Which order is used, depends on your input.
If you use shell-globbing, the output is maybe sorted by lexical order. Usually it's not.
In addition patterns may sorted wrong by lexical order.

In general sorting by a pattern can be changed with the key parameter of the sorted built-in function. The key is some callable, which return a number, a tuple with numbers or str.

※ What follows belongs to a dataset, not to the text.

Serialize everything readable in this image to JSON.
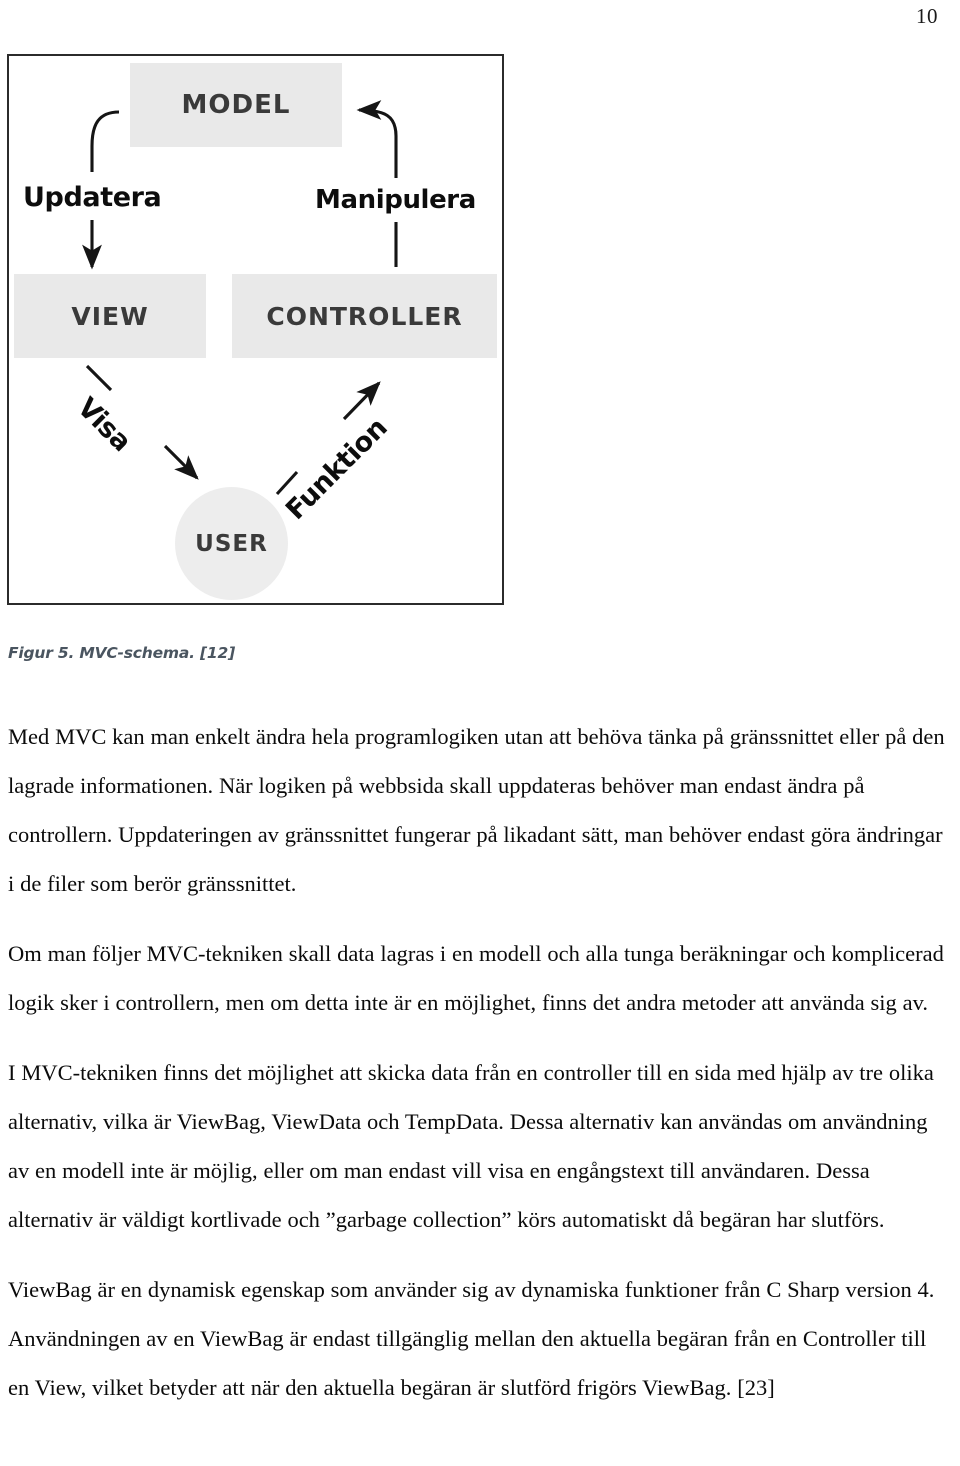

Let's invent a crazy file-name pattern, which looks hard to sort it:
Month_Year_Id_sometext.pdf
Let's say we want to sort by (year, month) and we forget the id.
We do have the _ as splitter between the fields.

def key_func(filename):
    try:
        month, year, id, name = filename.split("_", maxsplit=4)
        # maxsplit allows only 4 splits, so the filename
        # could contain also a dash, but it's not split
        month, year = int(month), int(year)
    except ValueError:
        # is raised, if too less _ are in the filename
        # is raised, if month or year is not a int
        # not sortable, wrong pattern of file_name?
        return (0,0)
    else:
        return (year, month)
        # sort first by year, then by month if year is equal


file_names = [
    "12_2020_54_sometext.pdf",
    "11_2019_14_sometext.pdf",
    "12_2021_41_sometext.pdf",
    "10_2020_12_sometext.pdf"
]
print(sorted(file_names, key=key_func))
print("Big first")
print(sorted(file_names, key=key_func, reverse=True))
Sometimes you don't have a delimiter in filename which could used to split the data.
Sometimes they follow a different pattern. For example iso8601 as timestamp.

You can combine the merger and the sorting function for filenames and change it for your task.